L'activité manufacturière aux États-Unis s'est maintenue en avril, mais une forte augmentation des coûts des intrants à un sommet de quatre ans a éclipsé le chiffre global stable, reflétant des pressions inflationnistes persistantes dans un contexte de tensions géopolitiques. L'Institute for Supply Management (ISM) a rapporté vendredi que son indice des directeurs d'achat (PMI) était de 52,7, inchangé par rapport à mars mais légèrement inférieur aux prévisions des économistes de 53,0.

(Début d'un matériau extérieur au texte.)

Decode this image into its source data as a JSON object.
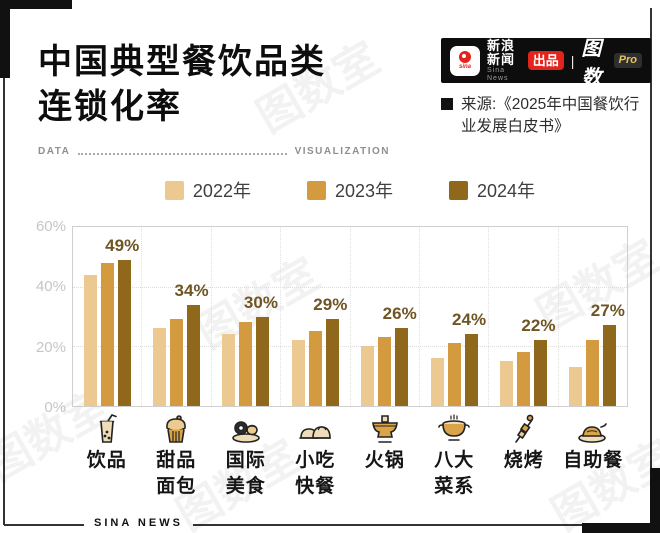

« Le PMI® manufacturier s'est établi à 52,7 % en avril, soit la même lecture qu'en mars », a déclaré Susan Spence, présidente du comité de l'enquête sur les entreprises manufacturières de l'ISM. « L'économie globale a poursuivi son expansion pour le 18e mois consécutif. »
La stabilité de l'indice global masquait des mouvements sous-jacents significatifs. L'indice des prix payés a bondi de 6,3 points pour atteindre 84,6, son plus haut niveau depuis avril 2022, signalant une accélération marquée des coûts des intrants. Alors que l'indice des nouvelles commandes est passé de 53,5 à 54,1, l'indice de l'emploi est tombé de 48,7 à 46,4, indiquant un 15e mois consécutif de baisse de l'emploi dans les usines. Après le rapport, l'indice du dollar américain (DXY) a accentué son repli, passant sous le seuil des 98,00 pour la première fois en deux semaines.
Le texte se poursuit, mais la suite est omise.